I was living in a rather dirty house in Portsmouth, Ohio with my old friend Steve Buckner and three other fellows who seemed to be from the hilltop section of Portsmouth. We were all sitting in the living room, discussing the possibility of hiring someone to come in on Saturdays to clean the place up. Each of us could possibly chip in $5 apiece to pay the person. During the conversation, one person would first talk and then another. I noticed that no one seemed to be paying much attention to my opinion and that I had to thrust in my words. Apparently I wasn't held in much esteem by the others. Finally we decided to hire a woman to come in once a week.

The living room was a wreck. A green rug was soiled with red spots which looked like candle wax. Under the rug stretched a splendid hard wood floor. I thought maybe we should take the rug completely out and leave only the hard wood floor.

When we heard a knock at the door, someone opened the door and said, "There's George."

George Musser, Ron Stevens, Raymond Graham (former acquaintances from my teenage years in Portsmouth) and about seven or eight other fellows walked in. After I began talking with Stevens, he and I walked to my big room in the back of the house. The others apparently were getting ready to smoke some marijuana.

***

I left the house with a group of people and went to the Portsmouth River Days Festival on the levy of the Ohio River. The festival was large and seemed better than usual.

As I sat in a wooded area from where I could see the hills of Kentucky across the river, a black man playing a guitar came walking along a path in the woods, sat down near me, and continued playing. He missed a few notes but still played well; obviously he knew what he was doing. The guitar looked old and the strings looked out of order, but the music sounded good. Some others and I invited the man to join us and he did.

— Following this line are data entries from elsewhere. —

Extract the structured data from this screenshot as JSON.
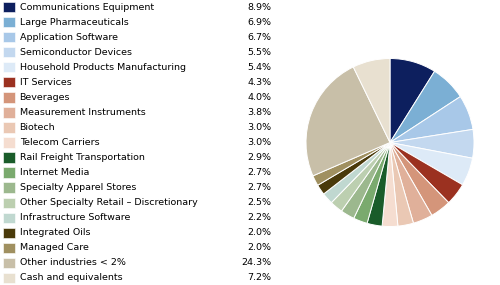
{
  "chart_data": {
    "type": "pie",
    "categories": [
      "Communications Equipment",
      "Large Pharmaceuticals",
      "Application Software",
      "Semiconductor Devices",
      "Household Products Manufacturing",
      "IT Services",
      "Beverages",
      "Measurement Instruments",
      "Biotech",
      "Telecom Carriers",
      "Rail Freight Transportation",
      "Internet Media",
      "Specialty Apparel Stores",
      "Other Specialty Retail – Discretionary",
      "Infrastructure Software",
      "Integrated Oils",
      "Managed Care",
      "Other industries < 2%",
      "Cash and equivalents"
    ],
    "values": [
      8.9,
      6.9,
      6.7,
      5.5,
      5.4,
      4.3,
      4.0,
      3.8,
      3.0,
      3.0,
      2.9,
      2.7,
      2.7,
      2.5,
      2.2,
      2.0,
      2.0,
      24.3,
      7.2
    ],
    "value_labels": [
      "8.9%",
      "6.9%",
      "6.7%",
      "5.5%",
      "5.4%",
      "4.3%",
      "4.0%",
      "3.8%",
      "3.0%",
      "3.0%",
      "2.9%",
      "2.7%",
      "2.7%",
      "2.5%",
      "2.2%",
      "2.0%",
      "2.0%",
      "24.3%",
      "7.2%"
    ],
    "colors": [
      "#0d1f5e",
      "#7bafd4",
      "#a8c8e8",
      "#c3d8ef",
      "#ddeaf7",
      "#9b3120",
      "#d4957a",
      "#e0b09a",
      "#eac8b4",
      "#f5ddd0",
      "#1a5c2a",
      "#7aaa6e",
      "#9cb88e",
      "#bccfb0",
      "#c0d8d0",
      "#4a3a0a",
      "#a09060",
      "#c8bfa8",
      "#e8e0d0"
    ]
  }
}
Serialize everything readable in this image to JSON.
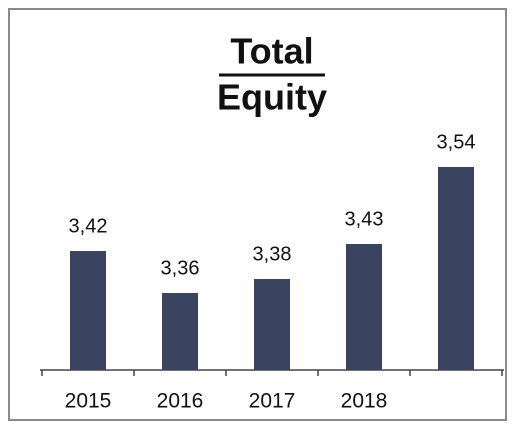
{
  "chart_data": {
    "type": "bar",
    "title": [
      "Total",
      "Equity"
    ],
    "categories": [
      "2015",
      "2016",
      "2017",
      "2018",
      null
    ],
    "values": [
      3.42,
      3.36,
      3.38,
      3.43,
      3.54
    ],
    "value_labels": [
      "3,42",
      "3,36",
      "3,38",
      "3,43",
      "3,54"
    ],
    "color": "#3a4461",
    "ylim": [
      3.25,
      3.6
    ]
  }
}
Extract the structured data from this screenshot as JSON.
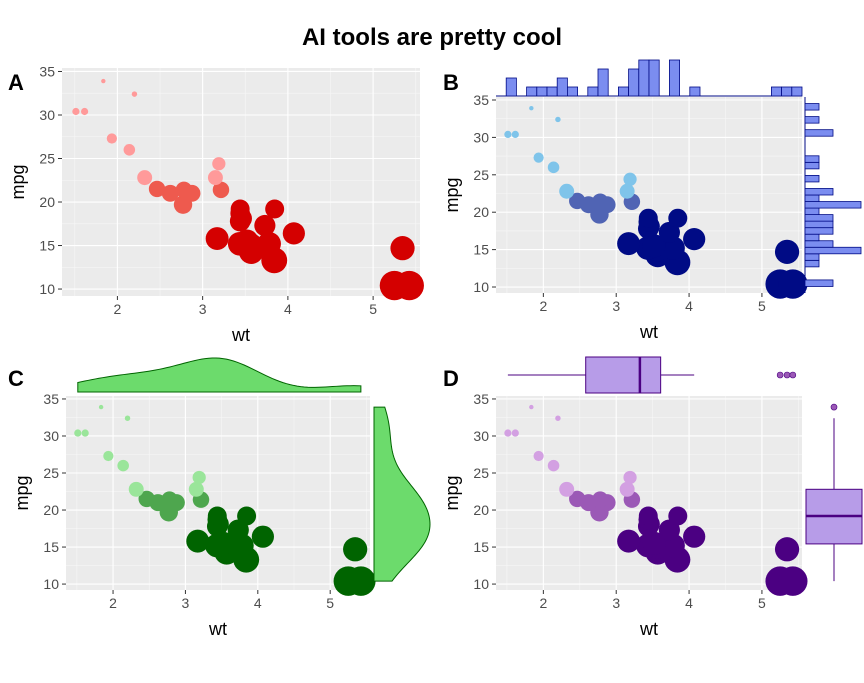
{
  "figure": {
    "title": "AI tools are pretty cool"
  },
  "panels": [
    {
      "tag": "A",
      "xlabel": "wt",
      "ylabel": "mpg",
      "marginal": "none",
      "colors": {
        "small": "#ff9a9a",
        "medium": "#ee5a4e",
        "large": "#d40000"
      }
    },
    {
      "tag": "B",
      "xlabel": "wt",
      "ylabel": "mpg",
      "marginal": "histogram",
      "colors": {
        "small": "#7fc4ea",
        "medium": "#5064b4",
        "large": "#000b85",
        "marginal_fill": "#7b8df0",
        "marginal_stroke": "#000b85"
      }
    },
    {
      "tag": "C",
      "xlabel": "wt",
      "ylabel": "mpg",
      "marginal": "density",
      "colors": {
        "small": "#9ae59a",
        "medium": "#4ea64e",
        "large": "#006400",
        "marginal_fill": "#6cdb6c",
        "marginal_stroke": "#006400"
      }
    },
    {
      "tag": "D",
      "xlabel": "wt",
      "ylabel": "mpg",
      "marginal": "boxplot",
      "colors": {
        "small": "#d3a0e2",
        "medium": "#9b59b6",
        "large": "#4b0082",
        "marginal_fill": "#b79ce8",
        "marginal_stroke": "#4b0082"
      }
    }
  ],
  "chart_data": {
    "type": "scatter",
    "x_field": "wt",
    "y_field": "mpg",
    "size_encoding": "decreasing mpg gives larger point",
    "x_ticks": [
      2,
      3,
      4,
      5
    ],
    "y_ticks": [
      10,
      15,
      20,
      25,
      30,
      35
    ],
    "xlim": [
      1.35,
      5.55
    ],
    "ylim": [
      9.2,
      35.4
    ],
    "grid": true,
    "points": [
      {
        "x": 2.62,
        "y": 21.0
      },
      {
        "x": 2.875,
        "y": 21.0
      },
      {
        "x": 2.32,
        "y": 22.8
      },
      {
        "x": 3.215,
        "y": 21.4
      },
      {
        "x": 3.44,
        "y": 18.7
      },
      {
        "x": 3.46,
        "y": 18.1
      },
      {
        "x": 3.57,
        "y": 14.3
      },
      {
        "x": 3.19,
        "y": 24.4
      },
      {
        "x": 3.15,
        "y": 22.8
      },
      {
        "x": 3.44,
        "y": 19.2
      },
      {
        "x": 3.44,
        "y": 17.8
      },
      {
        "x": 4.07,
        "y": 16.4
      },
      {
        "x": 3.73,
        "y": 17.3
      },
      {
        "x": 3.78,
        "y": 15.2
      },
      {
        "x": 5.25,
        "y": 10.4
      },
      {
        "x": 5.424,
        "y": 10.4
      },
      {
        "x": 5.345,
        "y": 14.7
      },
      {
        "x": 2.2,
        "y": 32.4
      },
      {
        "x": 1.615,
        "y": 30.4
      },
      {
        "x": 1.835,
        "y": 33.9
      },
      {
        "x": 2.465,
        "y": 21.5
      },
      {
        "x": 3.52,
        "y": 15.5
      },
      {
        "x": 3.435,
        "y": 15.2
      },
      {
        "x": 3.84,
        "y": 13.3
      },
      {
        "x": 3.845,
        "y": 19.2
      },
      {
        "x": 1.935,
        "y": 27.3
      },
      {
        "x": 2.14,
        "y": 26.0
      },
      {
        "x": 1.513,
        "y": 30.4
      },
      {
        "x": 3.17,
        "y": 15.8
      },
      {
        "x": 2.77,
        "y": 19.7
      },
      {
        "x": 3.57,
        "y": 15.0
      },
      {
        "x": 2.78,
        "y": 21.4
      }
    ]
  }
}
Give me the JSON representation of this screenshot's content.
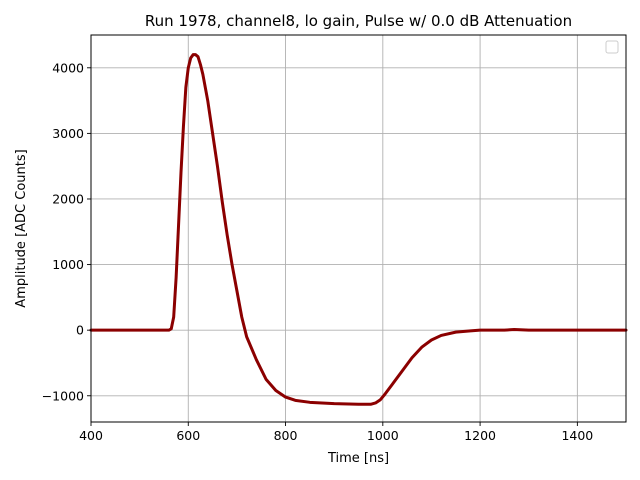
{
  "chart_data": {
    "type": "line",
    "title": "Run 1978, channel8, lo gain, Pulse w/ 0.0 dB Attenuation",
    "xlabel": "Time [ns]",
    "ylabel": "Amplitude [ADC Counts]",
    "xlim": [
      400,
      1500
    ],
    "ylim": [
      -1400,
      4500
    ],
    "xticks": [
      400,
      600,
      800,
      1000,
      1200,
      1400
    ],
    "yticks": [
      -1000,
      0,
      1000,
      2000,
      3000,
      4000
    ],
    "xtick_labels": [
      "400",
      "600",
      "800",
      "1000",
      "1200",
      "1400"
    ],
    "ytick_labels": [
      "−1000",
      "0",
      "1000",
      "2000",
      "3000",
      "4000"
    ],
    "grid": true,
    "legend_placement": "upper right",
    "series": [
      {
        "color": "#8b0000",
        "x": [
          400,
          500,
          560,
          565,
          570,
          575,
          580,
          585,
          590,
          595,
          600,
          605,
          610,
          615,
          620,
          625,
          630,
          635,
          640,
          650,
          660,
          670,
          680,
          690,
          700,
          710,
          720,
          740,
          760,
          780,
          800,
          820,
          850,
          900,
          950,
          975,
          985,
          995,
          1005,
          1020,
          1040,
          1060,
          1080,
          1100,
          1120,
          1150,
          1180,
          1200,
          1250,
          1270,
          1300,
          1400,
          1500
        ],
        "y": [
          0,
          0,
          0,
          20,
          200,
          800,
          1600,
          2400,
          3100,
          3700,
          4000,
          4150,
          4200,
          4200,
          4170,
          4050,
          3900,
          3700,
          3500,
          3000,
          2500,
          1950,
          1450,
          1000,
          600,
          200,
          -100,
          -450,
          -750,
          -920,
          -1020,
          -1070,
          -1100,
          -1120,
          -1130,
          -1130,
          -1110,
          -1060,
          -970,
          -820,
          -620,
          -420,
          -260,
          -150,
          -80,
          -30,
          -10,
          0,
          0,
          10,
          0,
          0,
          0
        ]
      }
    ]
  }
}
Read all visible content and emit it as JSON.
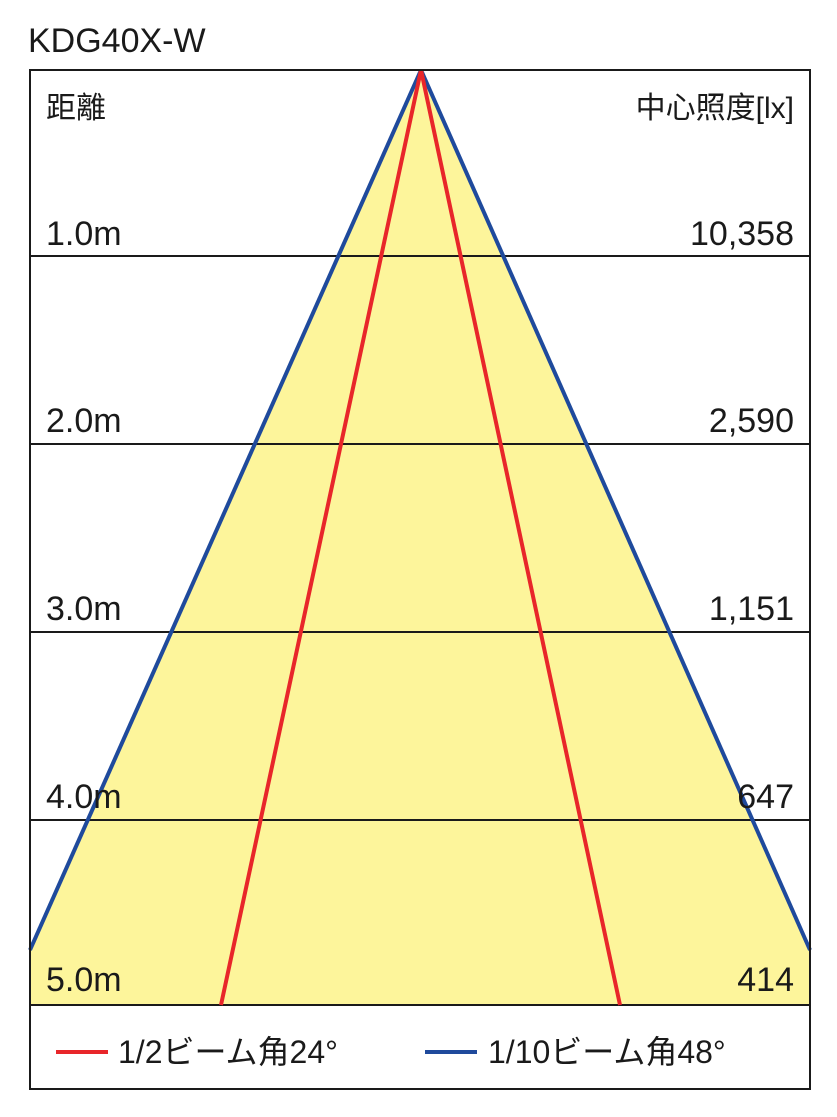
{
  "title": "KDG40X-W",
  "header": {
    "distance_label": "距離",
    "illuminance_label": "中心照度[lx]"
  },
  "rows": [
    {
      "distance": "1.0m",
      "lux": "10,358"
    },
    {
      "distance": "2.0m",
      "lux": "2,590"
    },
    {
      "distance": "3.0m",
      "lux": "1,151"
    },
    {
      "distance": "4.0m",
      "lux": "647"
    },
    {
      "distance": "5.0m",
      "lux": "414"
    }
  ],
  "legend": [
    {
      "label": "1/2ビーム角24°",
      "color": "#e8262a"
    },
    {
      "label": "1/10ビーム角48°",
      "color": "#1f4a9c"
    }
  ],
  "colors": {
    "fill": "#fdf59b",
    "grid": "#1a1a1a"
  }
}
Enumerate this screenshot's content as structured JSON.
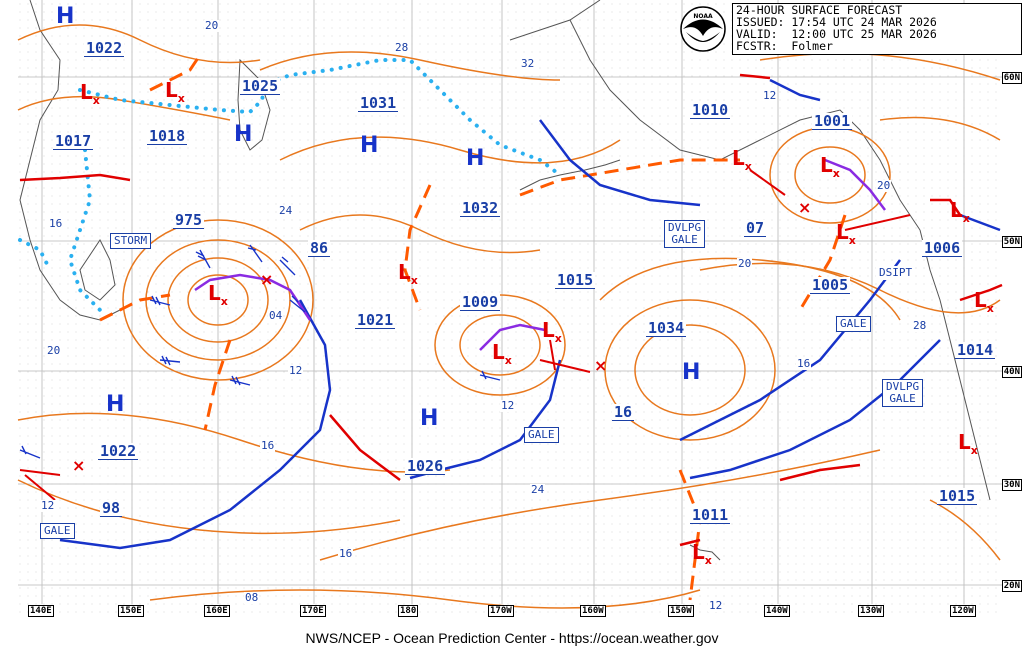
{
  "header": {
    "line1": "24-HOUR SURFACE FORECAST",
    "line2": "ISSUED: 17:54 UTC 24 MAR 2026",
    "line3": "VALID:  12:00 UTC 25 MAR 2026",
    "line4": "FCSTR:  Folmer"
  },
  "logo_text": "NOAA",
  "footer": "NWS/NCEP - Ocean Prediction Center - https://ocean.weather.gov",
  "latitudes": [
    "60N",
    "50N",
    "40N",
    "30N",
    "20N"
  ],
  "longitudes": [
    "140E",
    "150E",
    "160E",
    "170E",
    "180",
    "170W",
    "160W",
    "150W",
    "140W",
    "130W",
    "120W"
  ],
  "pressure_labels": [
    "1022",
    "1017",
    "1018",
    "1025",
    "1031",
    "1032",
    "975",
    "86",
    "1021",
    "1009",
    "1015",
    "1034",
    "1010",
    "1001",
    "1006",
    "1005",
    "1014",
    "1026",
    "1022",
    "98",
    "1011",
    "1015",
    "07",
    "16"
  ],
  "contour_labels": [
    "20",
    "28",
    "32",
    "12",
    "24",
    "16",
    "04",
    "12",
    "20",
    "16",
    "24",
    "16",
    "12",
    "08",
    "20",
    "28",
    "16",
    "20",
    "12",
    "12"
  ],
  "high_symbol": "H",
  "boxes": {
    "storm": "STORM",
    "gale1": "GALE",
    "gale2": "GALE",
    "gale3": "GALE",
    "dvlpg1_a": "DVLPG",
    "dvlpg1_b": "GALE",
    "dvlpg2_a": "DVLPG",
    "dvlpg2_b": "GALE",
    "dsipt": "DSIPT"
  },
  "colors": {
    "isobar": "#e8781e",
    "cold_front": "#1733c9",
    "warm_front": "#e00000",
    "occluded_front": "#8a2be2",
    "trough": "#ff5a00",
    "ice_edge": "#2ab0f0",
    "land": "#5a5a5a",
    "grid": "#b0b0b0"
  }
}
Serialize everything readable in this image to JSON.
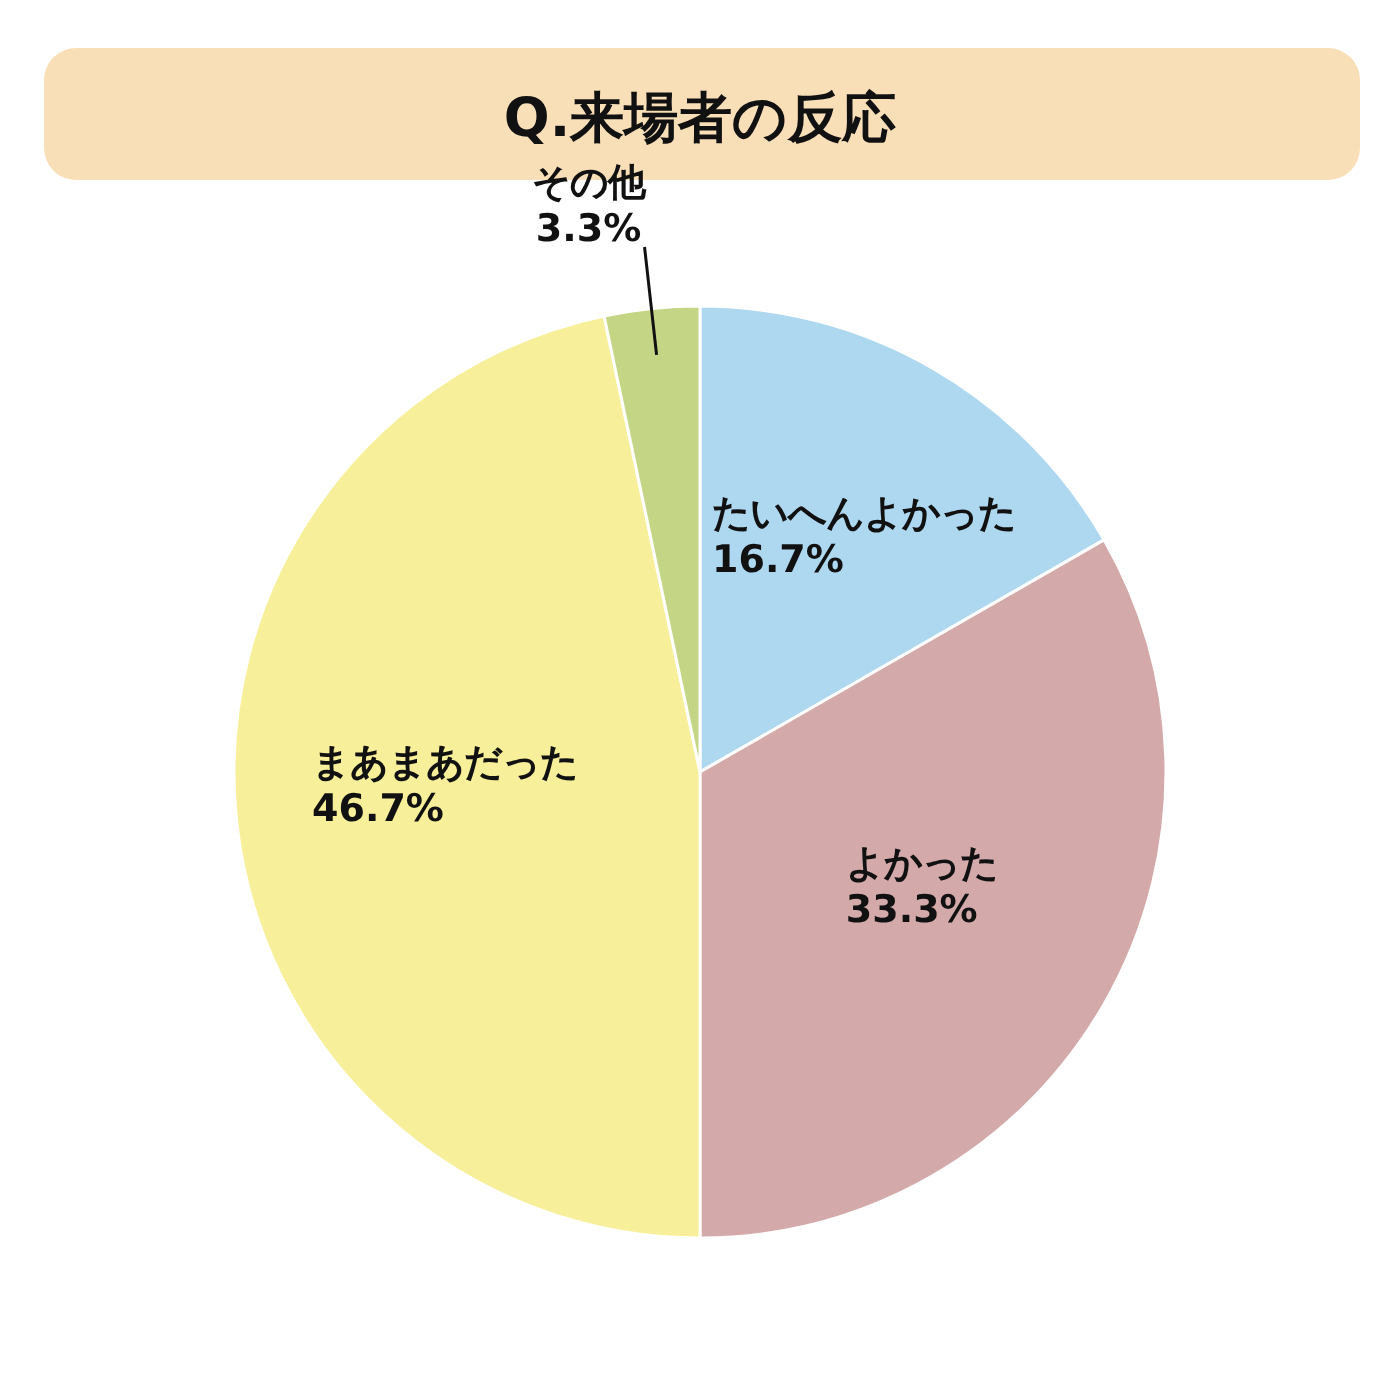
{
  "chart_data": {
    "type": "pie",
    "title": "Q.来場者の反応",
    "categories": [
      "たいへんよかった",
      "よかった",
      "まあまあだった",
      "その他"
    ],
    "values": [
      16.7,
      33.3,
      46.7,
      3.3
    ],
    "colors": [
      "#aed7f0",
      "#d3a9a9",
      "#f7ef99",
      "#c4d686"
    ],
    "value_labels": [
      "16.7%",
      "33.3%",
      "46.7%",
      "3.3%"
    ]
  }
}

When we began walking in the direction of the US Grant bridge (the bridge across the Ohio River between Portsmouth and Kentucky), another black man joined our group and when we were about 30 meters from the bridge, I asked him if he was with us. I also asked the first black man if the second black man was with us and he insinuated he was, although he was unsure. Since I didn't want the second black man with us, I said to him, "Why don't you just take off."

The black fellow with the guitar also said to the second black man, "Yea, why don't you just take off."

So the second black man left us.

We walked under the bridge and arrived at the place where people usually watched the boat races during the festival. Streams of people were all around.

It began raining hard and the water flowed off the levy and down by the river bank where the people were; but the people kept coming. I had decided to stay because the River Days Festival was still the best I had ever seen. I began thinking I should come every year.

I heard some good music in the air. When the fellow with the guitar began playing "My Old Kentucky Home," I began singing along.